A la tête d’une entreprise implantée en Chine réunissant une quinzaine de personnes, Anshe, en bonne sous-traitante, dispense chaque matin par web-cam à ses employés les indications nécessaires afin de répondre aux demandes de ses quinze mille clients. Une jolie façon d’arrondir grassement ses fins de mois tout en vivant par procuration une vie qu’elle n’aura jamais. Mais aussi un transfert poussé jusqu’au mimétisme physique lorsque, très fièrement, la jeune femme nous explique qu’elle s’est tatouée les mêmes motifs que son avatar et s’habille dorénavant de vêtements identiques afin de lui ressembler le plus possible.
"Une sépulture numérique"
Déjà mise en lumière par des chercheurs comme Francis Jauréguiberry via l’étude comportementale des chatteurs lors des débuts d’internet, ces nouveaux espaces d'expérimentation se caractérisent par une porosité assez inquiétante entre réalité et virtualité.
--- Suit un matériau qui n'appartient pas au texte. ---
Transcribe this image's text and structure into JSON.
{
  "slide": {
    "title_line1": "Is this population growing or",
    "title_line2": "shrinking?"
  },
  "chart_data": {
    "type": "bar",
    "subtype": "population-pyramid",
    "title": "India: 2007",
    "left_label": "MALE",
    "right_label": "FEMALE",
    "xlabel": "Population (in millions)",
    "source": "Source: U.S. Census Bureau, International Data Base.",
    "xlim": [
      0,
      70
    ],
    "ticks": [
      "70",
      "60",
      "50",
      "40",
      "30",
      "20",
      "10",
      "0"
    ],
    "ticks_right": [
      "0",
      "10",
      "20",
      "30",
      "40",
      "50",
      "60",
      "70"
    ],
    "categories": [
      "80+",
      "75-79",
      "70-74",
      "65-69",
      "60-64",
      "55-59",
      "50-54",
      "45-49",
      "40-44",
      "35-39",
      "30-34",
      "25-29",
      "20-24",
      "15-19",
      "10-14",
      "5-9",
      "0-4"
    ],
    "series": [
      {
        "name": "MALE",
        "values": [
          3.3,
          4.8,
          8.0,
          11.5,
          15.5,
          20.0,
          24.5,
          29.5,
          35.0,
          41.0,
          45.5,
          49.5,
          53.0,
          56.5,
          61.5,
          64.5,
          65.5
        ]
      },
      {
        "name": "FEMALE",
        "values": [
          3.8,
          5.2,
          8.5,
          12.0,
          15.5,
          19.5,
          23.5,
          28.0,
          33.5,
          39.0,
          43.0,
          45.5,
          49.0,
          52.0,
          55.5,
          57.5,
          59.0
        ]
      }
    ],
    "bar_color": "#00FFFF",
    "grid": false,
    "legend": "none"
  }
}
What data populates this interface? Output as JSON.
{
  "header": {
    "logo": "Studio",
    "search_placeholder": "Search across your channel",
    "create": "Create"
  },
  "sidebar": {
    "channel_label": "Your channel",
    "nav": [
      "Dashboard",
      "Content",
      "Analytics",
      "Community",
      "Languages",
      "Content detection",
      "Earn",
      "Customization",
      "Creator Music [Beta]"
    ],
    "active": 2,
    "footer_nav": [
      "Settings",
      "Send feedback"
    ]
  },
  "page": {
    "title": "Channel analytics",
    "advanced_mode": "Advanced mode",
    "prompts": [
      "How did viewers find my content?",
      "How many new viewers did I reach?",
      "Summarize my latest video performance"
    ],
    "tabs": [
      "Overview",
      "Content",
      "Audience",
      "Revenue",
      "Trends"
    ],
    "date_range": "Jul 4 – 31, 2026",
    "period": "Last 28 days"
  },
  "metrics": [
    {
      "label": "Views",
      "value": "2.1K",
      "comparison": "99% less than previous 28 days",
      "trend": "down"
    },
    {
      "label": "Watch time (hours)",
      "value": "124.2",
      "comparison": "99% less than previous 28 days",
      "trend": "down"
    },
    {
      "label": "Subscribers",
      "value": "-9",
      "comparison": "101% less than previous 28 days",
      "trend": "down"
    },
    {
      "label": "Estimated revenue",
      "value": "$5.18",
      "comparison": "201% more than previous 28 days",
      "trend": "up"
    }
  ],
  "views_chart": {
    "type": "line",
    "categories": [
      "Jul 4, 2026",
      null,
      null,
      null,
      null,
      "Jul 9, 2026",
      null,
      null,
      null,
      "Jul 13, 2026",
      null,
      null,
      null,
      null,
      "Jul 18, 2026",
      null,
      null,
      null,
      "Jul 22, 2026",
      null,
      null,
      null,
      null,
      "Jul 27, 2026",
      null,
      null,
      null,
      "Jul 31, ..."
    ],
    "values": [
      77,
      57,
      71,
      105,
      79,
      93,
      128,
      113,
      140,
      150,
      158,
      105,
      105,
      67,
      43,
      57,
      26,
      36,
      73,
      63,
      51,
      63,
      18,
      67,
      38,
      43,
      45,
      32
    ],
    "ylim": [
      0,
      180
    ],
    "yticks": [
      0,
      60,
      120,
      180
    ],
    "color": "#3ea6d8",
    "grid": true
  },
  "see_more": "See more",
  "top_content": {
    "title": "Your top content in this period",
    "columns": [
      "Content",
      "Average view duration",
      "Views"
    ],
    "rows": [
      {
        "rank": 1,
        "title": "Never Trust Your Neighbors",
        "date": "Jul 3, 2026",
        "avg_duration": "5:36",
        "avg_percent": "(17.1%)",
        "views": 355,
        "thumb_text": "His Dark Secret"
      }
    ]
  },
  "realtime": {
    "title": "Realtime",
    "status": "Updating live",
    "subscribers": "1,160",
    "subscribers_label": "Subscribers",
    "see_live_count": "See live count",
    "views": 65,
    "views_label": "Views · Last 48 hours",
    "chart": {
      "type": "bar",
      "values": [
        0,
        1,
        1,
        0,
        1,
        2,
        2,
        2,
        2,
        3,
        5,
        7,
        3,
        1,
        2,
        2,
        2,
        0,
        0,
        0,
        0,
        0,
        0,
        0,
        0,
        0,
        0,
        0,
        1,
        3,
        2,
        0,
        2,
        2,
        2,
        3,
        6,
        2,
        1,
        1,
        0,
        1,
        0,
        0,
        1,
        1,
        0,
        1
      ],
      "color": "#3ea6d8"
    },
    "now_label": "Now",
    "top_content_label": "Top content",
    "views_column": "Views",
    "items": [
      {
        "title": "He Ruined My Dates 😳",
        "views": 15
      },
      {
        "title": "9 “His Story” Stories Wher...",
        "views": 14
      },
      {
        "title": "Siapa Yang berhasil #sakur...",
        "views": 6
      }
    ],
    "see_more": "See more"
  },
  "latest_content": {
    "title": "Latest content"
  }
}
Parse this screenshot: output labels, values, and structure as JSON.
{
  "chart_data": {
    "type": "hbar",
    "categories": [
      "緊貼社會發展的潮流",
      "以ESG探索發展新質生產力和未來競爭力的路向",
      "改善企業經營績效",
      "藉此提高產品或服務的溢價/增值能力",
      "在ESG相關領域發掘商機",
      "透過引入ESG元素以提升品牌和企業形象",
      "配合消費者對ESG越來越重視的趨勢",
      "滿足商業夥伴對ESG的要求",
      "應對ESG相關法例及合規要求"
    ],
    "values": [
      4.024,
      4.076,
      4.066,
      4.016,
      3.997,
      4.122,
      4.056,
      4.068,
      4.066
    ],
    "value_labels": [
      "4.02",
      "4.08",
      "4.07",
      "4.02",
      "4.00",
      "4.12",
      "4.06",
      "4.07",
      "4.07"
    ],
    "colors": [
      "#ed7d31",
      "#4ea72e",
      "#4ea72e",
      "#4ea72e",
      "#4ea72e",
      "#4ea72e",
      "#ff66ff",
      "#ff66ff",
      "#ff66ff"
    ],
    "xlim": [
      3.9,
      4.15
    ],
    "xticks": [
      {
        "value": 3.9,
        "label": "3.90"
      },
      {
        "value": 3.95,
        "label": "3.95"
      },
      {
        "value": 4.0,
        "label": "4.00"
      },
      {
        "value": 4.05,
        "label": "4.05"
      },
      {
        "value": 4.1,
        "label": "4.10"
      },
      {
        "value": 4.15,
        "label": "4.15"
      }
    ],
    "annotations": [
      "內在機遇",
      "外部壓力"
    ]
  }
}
Jon Jacobs, par exemple, alias Neverdie, artiste touche à tout et propriétaire d'un terrain virtuel acheté 100 000 dollars sur Entropia, a ainsi bâti un centre commercial où sont présentes des enseignes tel qu'American Apparel et une discothèque de taille gigantesque où des avatars de tous les pays se déhanchent, boivent des coups, se draguent, bref échangent des émotions sans savoir réellement avec qui. Chaque jour, devant son écran, Jon fait les comptes des nombreux appartements et objets de décorations virtuels qu’il revend à prix d’or aux clients d‘Entropia. Dans cet univers numérique, Jon s’est peu à peu reconstruit son propre monde parallèle dans lequel il va, quotidiennement, se recueillir sur la sépulture numérique de sa douce, morte d’une embolie pulmonaire un an plus tôt.
"Dealeurs new-school"
Mais le plus fou n’est pas tant la ferveur que rencontre ces espaces virtuels que le business qu’ils génèrent. On compte aujourd’hui plus de vingt millions d’internautes présents dans ces mondes parallèles, chacun dépensant en moyenne 100 euros par mois. Et leur nombre serait en augmentation de 20 % chaque année. Certains ne s’y sont pas trompés et ont su capitaliser avant tout le monde le potentiel pécunier de ces espaces numériques, tel ces entrepreneurs crevards surfant sur le succès de World of Warcraft pour mettre au point un commerce illégal de pièces d’or -objets indispensables pour avancer dans les différents niveaux du jeu- au grand dam de Blizzard Entertainement, éditeur du jeu. Ou encore ce buziness man chinois embauchant des gameurs addicts pour travailler douze heures par jour afin de créer des objets virtuels qui seront ensuite écoulés sur le marché américain. Profiter de l’angoisse que génère la vie réelle pour nourrir leurs ambitions capitalistique dans le monde virtuel, telle semble être la mission de ces dealeurs new-school. Les mondes numériques n’ont décidément plus rien d’utopiques. Ils sont aujourd’hui une parabole maladroite de notre vie. En presque aussi chiant et en bien plus cher.
« La Vrai Vie des Mondes virtuels » de Frédéric Brunnquell et Olivier Rousseaux.